Usine PSA Peugeot CitroënUsine PSA Peugeot Citroën © TF1/LCI

A trois jours de l'ouverture du Mondial de l'automobile à Paris et trois semaines après l'annonce surprise du départ en retraite du PDG Jean-Martin Folz en 2007, PSA Peugeot Citroën a annoncé mardi un vaste plan de relance. Face à une baisse des ventes en Europe et de la rentabilité, le groupe a "mis en place un plan d'actions pour accroître son efficacité", avec "une série de mesures, d'application immédiate, portant notamment sur la maîtrise des coûts, l'efficacité de la recherche et développement, les priorités du plan produit et la recherche de nouveaux marchés", selon un communiqué.

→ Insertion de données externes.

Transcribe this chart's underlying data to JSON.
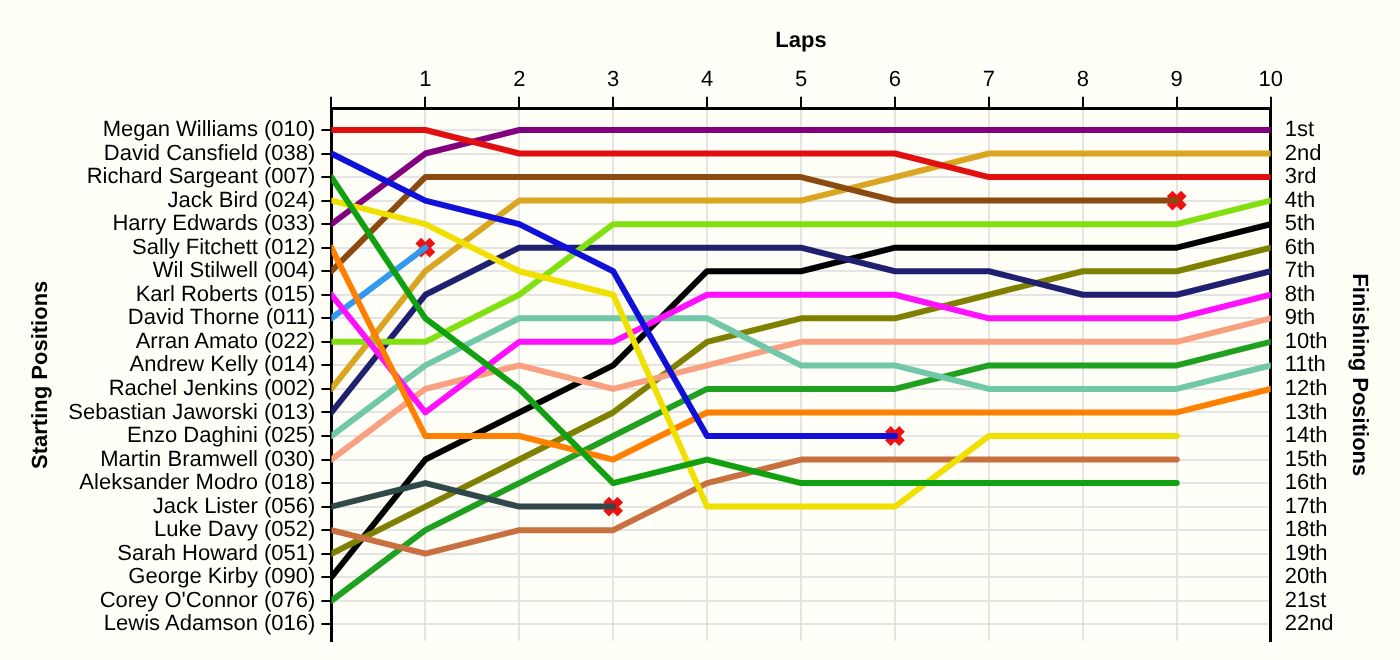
{
  "chart_data": {
    "type": "line",
    "xlabel": "Laps",
    "ylabel": "Finishing Positions",
    "annotations": [
      "Starting Positions"
    ],
    "x": [
      0,
      1,
      2,
      3,
      4,
      5,
      6,
      7,
      8,
      9,
      10
    ],
    "xlim": [
      0,
      10
    ],
    "xticks": [
      {
        "value": 0,
        "label": null
      },
      1,
      2,
      3,
      4,
      5,
      6,
      7,
      8,
      9,
      10
    ],
    "ylim": [
      22.7,
      0.1
    ],
    "y_categories": [
      "Megan Williams (010)",
      "David Cansfield (038)",
      "Richard Sargeant (007)",
      "Jack Bird (024)",
      "Harry Edwards (033)",
      "Sally Fitchett (012)",
      "Wil Stilwell (004)",
      "Karl Roberts (015)",
      "David Thorne (011)",
      "Arran Amato (022)",
      "Andrew Kelly (014)",
      "Rachel Jenkins (002)",
      "Sebastian Jaworski (013)",
      "Enzo Daghini (025)",
      "Martin Bramwell (030)",
      "Aleksander Modro (018)",
      "Jack Lister (056)",
      "Luke Davy (052)",
      "Sarah Howard (051)",
      "George Kirby (090)",
      "Corey O'Connor (076)",
      "Lewis Adamson (016)"
    ],
    "yticks": [
      {
        "value": 1,
        "label": "1st"
      },
      {
        "value": 2,
        "label": "2nd"
      },
      {
        "value": 3,
        "label": "3rd"
      },
      {
        "value": 4,
        "label": "4th"
      },
      {
        "value": 5,
        "label": "5th"
      },
      {
        "value": 6,
        "label": "6th"
      },
      {
        "value": 7,
        "label": "7th"
      },
      {
        "value": 8,
        "label": "8th"
      },
      {
        "value": 9,
        "label": "9th"
      },
      {
        "value": 10,
        "label": "10th"
      },
      {
        "value": 11,
        "label": "11th"
      },
      {
        "value": 12,
        "label": "12th"
      },
      {
        "value": 13,
        "label": "13th"
      },
      {
        "value": 14,
        "label": "14th"
      },
      {
        "value": 15,
        "label": "15th"
      },
      {
        "value": 16,
        "label": "16th"
      },
      {
        "value": 17,
        "label": "17th"
      },
      {
        "value": 18,
        "label": "18th"
      },
      {
        "value": 19,
        "label": "19th"
      },
      {
        "value": 20,
        "label": "20th"
      },
      {
        "value": 21,
        "label": "21st"
      },
      {
        "value": 22,
        "label": "22nd"
      }
    ],
    "grid": true,
    "legend": false,
    "marker": "none",
    "line_style": "solid",
    "series": [
      {
        "color": "#e01010",
        "values": [
          1,
          1,
          2,
          2,
          2,
          2,
          2,
          3,
          3,
          3,
          3
        ]
      },
      {
        "color": "#1010d8",
        "values": [
          2,
          4,
          5,
          7,
          14,
          14,
          14,
          null,
          null,
          null,
          null
        ]
      },
      {
        "color": "#10a010",
        "values": [
          3,
          9,
          12,
          16,
          15,
          16,
          16,
          16,
          16,
          16,
          null
        ]
      },
      {
        "color": "#f0e000",
        "values": [
          4,
          5,
          7,
          8,
          17,
          17,
          17,
          14,
          14,
          14,
          null
        ]
      },
      {
        "color": "#800080",
        "values": [
          5,
          2,
          1,
          1,
          1,
          1,
          1,
          1,
          1,
          1,
          1
        ]
      },
      {
        "color": "#ff8000",
        "values": [
          6,
          14,
          14,
          15,
          13,
          13,
          13,
          13,
          13,
          13,
          12
        ]
      },
      {
        "color": "#8b4a10",
        "values": [
          7,
          3,
          3,
          3,
          3,
          3,
          4,
          4,
          4,
          4,
          null
        ]
      },
      {
        "color": "#ff10ff",
        "values": [
          8,
          13,
          10,
          10,
          8,
          8,
          8,
          9,
          9,
          9,
          8
        ]
      },
      {
        "color": "#3399ee",
        "values": [
          9,
          6,
          null,
          null,
          null,
          null,
          null,
          null,
          null,
          null,
          null
        ]
      },
      {
        "color": "#80e010",
        "values": [
          10,
          10,
          8,
          5,
          5,
          5,
          5,
          5,
          5,
          5,
          4
        ]
      },
      {
        "color": "#daa520",
        "values": [
          12,
          7,
          4,
          4,
          4,
          4,
          3,
          2,
          2,
          2,
          2
        ]
      },
      {
        "color": "#202070",
        "values": [
          13,
          8,
          6,
          6,
          6,
          6,
          7,
          7,
          8,
          8,
          7
        ]
      },
      {
        "color": "#70c8a8",
        "values": [
          14,
          11,
          9,
          9,
          9,
          11,
          11,
          12,
          12,
          12,
          11
        ]
      },
      {
        "color": "#f8a080",
        "values": [
          15,
          12,
          11,
          12,
          11,
          10,
          10,
          10,
          10,
          10,
          9
        ]
      },
      {
        "color": "#304848",
        "values": [
          17,
          16,
          17,
          17,
          null,
          null,
          null,
          null,
          null,
          null,
          null
        ]
      },
      {
        "color": "#c87040",
        "values": [
          18,
          19,
          18,
          18,
          16,
          15,
          15,
          15,
          15,
          15,
          null
        ]
      },
      {
        "color": "#808000",
        "values": [
          19,
          17,
          15,
          13,
          10,
          9,
          9,
          8,
          7,
          7,
          6
        ]
      },
      {
        "color": "#000000",
        "values": [
          20,
          15,
          13,
          11,
          7,
          7,
          6,
          6,
          6,
          6,
          5
        ]
      },
      {
        "color": "#20a020",
        "values": [
          21,
          18,
          16,
          14,
          12,
          12,
          12,
          11,
          11,
          11,
          10
        ]
      },
      {
        "type": "scatter",
        "marker": "cross",
        "color": "#ee1111",
        "x": [
          1,
          3,
          6,
          9
        ],
        "values": [
          6,
          17,
          14,
          4
        ]
      }
    ]
  }
}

Au chapitre des économies quasi immédiates, PSA Peugeot Citroën vise "une économie de 125 millions d'euros" de frais généraux au second semestre 2006, qui comprend notamment "un gel des embauches" en Europe de l'ouest. "A l'international, où nos ventes croissent de plus de 10% tous les ans, il n'y a pas de gel des embauches", a souligné un porte-parole.

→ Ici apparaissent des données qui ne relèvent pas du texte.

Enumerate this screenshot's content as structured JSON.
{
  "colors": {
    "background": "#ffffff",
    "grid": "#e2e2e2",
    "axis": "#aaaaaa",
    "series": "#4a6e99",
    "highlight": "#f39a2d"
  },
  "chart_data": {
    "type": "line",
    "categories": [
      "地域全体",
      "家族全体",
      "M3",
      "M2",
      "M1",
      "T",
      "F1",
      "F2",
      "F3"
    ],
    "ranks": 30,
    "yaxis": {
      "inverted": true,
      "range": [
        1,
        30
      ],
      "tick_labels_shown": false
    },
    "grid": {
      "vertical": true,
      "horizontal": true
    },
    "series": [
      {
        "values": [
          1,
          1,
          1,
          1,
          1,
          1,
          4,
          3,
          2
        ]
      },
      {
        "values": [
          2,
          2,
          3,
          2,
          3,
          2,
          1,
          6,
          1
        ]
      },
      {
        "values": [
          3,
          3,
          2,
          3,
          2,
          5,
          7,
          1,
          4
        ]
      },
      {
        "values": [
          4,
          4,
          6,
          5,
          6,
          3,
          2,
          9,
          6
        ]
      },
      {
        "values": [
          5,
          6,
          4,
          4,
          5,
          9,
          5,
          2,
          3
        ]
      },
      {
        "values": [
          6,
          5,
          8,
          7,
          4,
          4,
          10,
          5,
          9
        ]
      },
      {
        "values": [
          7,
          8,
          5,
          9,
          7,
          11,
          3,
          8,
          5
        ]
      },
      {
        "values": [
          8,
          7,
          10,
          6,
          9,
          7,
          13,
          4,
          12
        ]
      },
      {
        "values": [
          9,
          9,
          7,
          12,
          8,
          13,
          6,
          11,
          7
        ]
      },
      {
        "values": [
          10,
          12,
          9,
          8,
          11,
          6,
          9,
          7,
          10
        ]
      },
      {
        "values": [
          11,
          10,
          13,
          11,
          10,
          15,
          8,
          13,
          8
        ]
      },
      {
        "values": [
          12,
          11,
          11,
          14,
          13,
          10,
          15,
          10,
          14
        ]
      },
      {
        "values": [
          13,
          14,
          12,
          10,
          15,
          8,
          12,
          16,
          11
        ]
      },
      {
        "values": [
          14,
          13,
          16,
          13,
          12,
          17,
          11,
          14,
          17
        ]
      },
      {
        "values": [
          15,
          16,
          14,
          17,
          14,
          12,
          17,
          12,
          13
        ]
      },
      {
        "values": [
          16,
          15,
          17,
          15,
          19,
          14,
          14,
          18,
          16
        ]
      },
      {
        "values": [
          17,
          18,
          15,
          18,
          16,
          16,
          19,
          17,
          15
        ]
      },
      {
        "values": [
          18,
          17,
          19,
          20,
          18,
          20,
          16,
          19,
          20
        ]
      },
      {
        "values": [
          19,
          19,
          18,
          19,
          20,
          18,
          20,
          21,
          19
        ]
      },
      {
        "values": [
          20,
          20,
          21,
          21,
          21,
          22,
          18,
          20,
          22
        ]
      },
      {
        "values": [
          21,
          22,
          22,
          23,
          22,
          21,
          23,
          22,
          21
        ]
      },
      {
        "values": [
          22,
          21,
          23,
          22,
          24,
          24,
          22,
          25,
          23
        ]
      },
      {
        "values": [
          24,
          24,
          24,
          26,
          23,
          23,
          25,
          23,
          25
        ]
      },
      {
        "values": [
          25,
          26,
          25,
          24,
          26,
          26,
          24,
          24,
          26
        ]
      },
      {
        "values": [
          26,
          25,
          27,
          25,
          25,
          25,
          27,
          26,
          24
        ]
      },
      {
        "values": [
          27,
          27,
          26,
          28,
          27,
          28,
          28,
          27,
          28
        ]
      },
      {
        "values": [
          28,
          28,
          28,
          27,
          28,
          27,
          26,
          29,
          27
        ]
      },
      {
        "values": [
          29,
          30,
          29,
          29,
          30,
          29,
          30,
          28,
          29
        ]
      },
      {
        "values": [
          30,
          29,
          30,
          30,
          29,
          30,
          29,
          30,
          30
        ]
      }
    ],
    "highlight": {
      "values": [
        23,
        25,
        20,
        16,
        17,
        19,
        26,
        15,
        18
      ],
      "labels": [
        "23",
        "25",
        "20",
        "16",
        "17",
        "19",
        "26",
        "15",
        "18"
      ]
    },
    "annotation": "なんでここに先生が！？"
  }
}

Alors que ses usines est-européennes montent en puissance, le groupe, qui ferme progressivement son usine britannique de Ryton, compte poursuivre "l'ajustement des effectifs de production en France et en Espagne" avec moins d'intérim et de contrats temporaires et aucun remplacement des partants. "En un an, l'effectif des sites européens du groupe aura ainsi diminué de 10.000 personnes," dont 2.300 personnes environ à Ryton, a noté le groupe aux deux marques.

Elargir la gamme

L'objectif de PSA Peugeot Citroën est de ramener le taux d'utilisation des capacités des usines européennes au-dessus de 100% en 2007 et autour de 110% dans les trois ans. Pour 2006, ce taux devrait être "clairement inférieur à 100%", après 102% l'année précédente, a précisé un porte-parole. Par ailleurs, le constructeur veut réduire ses investissements annuels "à environ 2,5 milliards d'euros sur la période à venir" contre un objectif de 3 milliards au maximum jusqu'alors. Il a ainsi renoncé à construire une seconde unité de production à Trnava en Slovaquie.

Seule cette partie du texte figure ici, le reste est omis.